Here’s a quick note for all of the ladies who read the “enormously bigger and stronger” part and freaked out – that message is for men, and Dinosaur Training is written for men. However, I train with the same big, basic exercises and train as heavy as possible, and so the women that I train. No one, and I repeat, no one, has gotten “enormously big” or “big” in any negative use of the term when applied to a female. In fact, they look far better when training in this manner than they did when following the typical “women friendly” workouts that are so prevalent in magazines, books, and TV shows today. Ladies, heavy lifting with the basic exercises is your ticket to a better looking body. If that wasn’t true, then I would be out of a job.
Tony Gentilcore had an excellent post on this the other day, and if you want more information about lifting heavy and NOT getting big and bulky, you can check it out here.
Bottom line: man or woman, training hard and heavy with the basics WORKS.
Why YOU Should Train for STRENGTH
This is something I go in depth about in Fat Loss Detour, and it is something I feel very strongly about. But the question remains: why should you train for strength, even if your only concern is to look better in a swim suit?
Simple: because it’s a sure fire way to actually make progress in the gym, and making progress through improved performance in the basic exercises is the fastest and most effective way to transform your body. Combine that with smart eating principles and you will be well on your way to building not only a great looking body, but a strong body as well. What could be better than that?

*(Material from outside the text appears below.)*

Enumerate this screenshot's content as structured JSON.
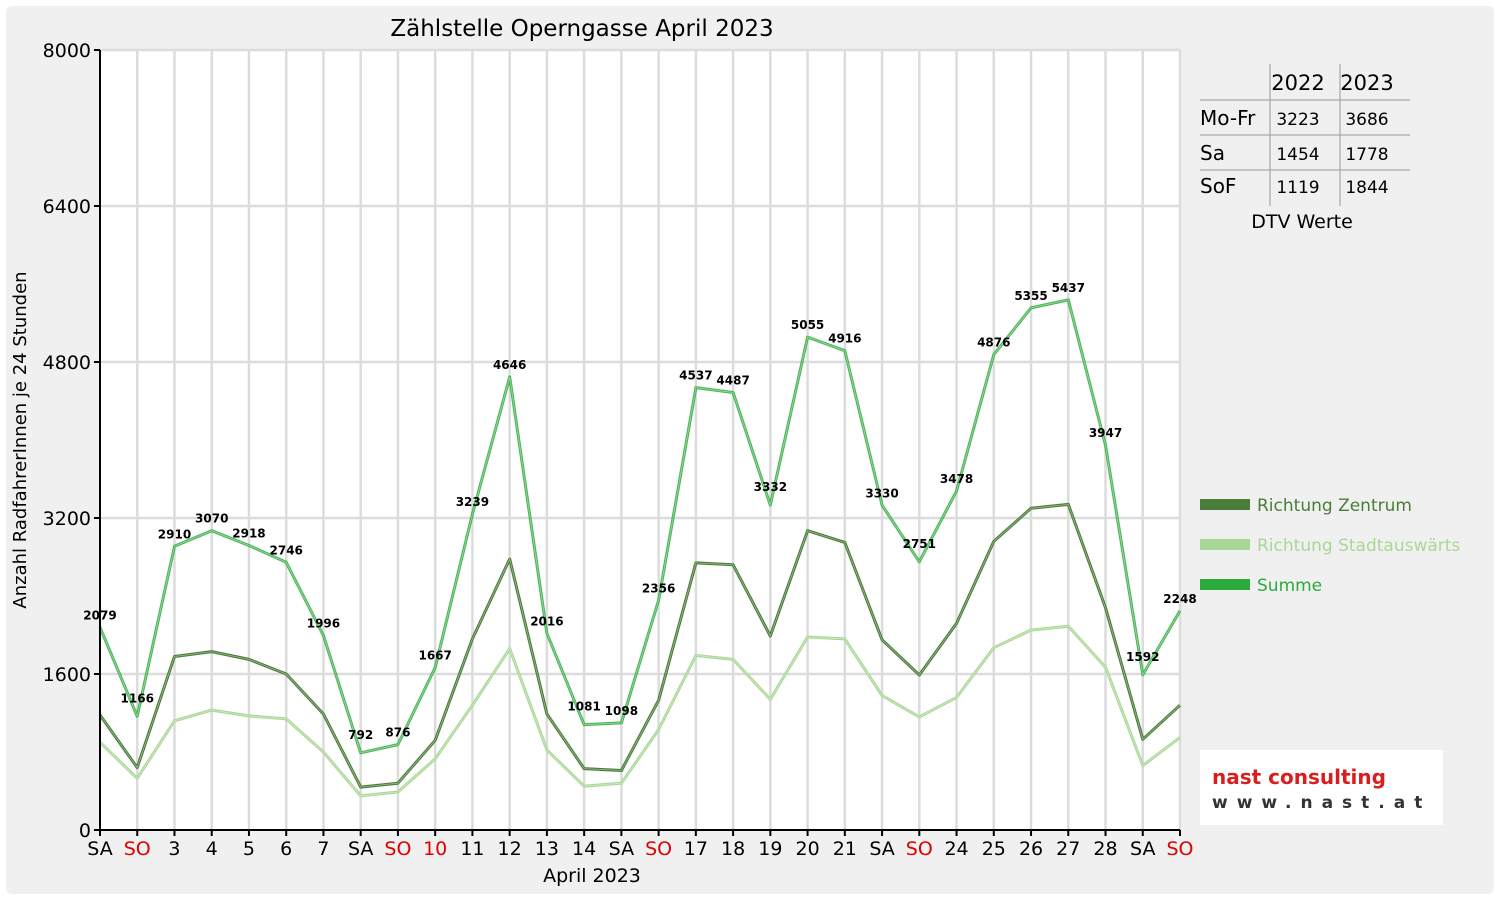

Look. There is no stock or secret club for hard and heavy training with basic exercises. I have no ulterior motive in making these suggestions. I am sharing with you the information that I have seen produce results time and time again, without fail. If wimpy isolation exercises would transform your body, I would tell you to do them. But I’m not here to lie to you or give you warm, fuzzy feelings about changing your body. If you want results, you’re going to have to work HARD on the basics.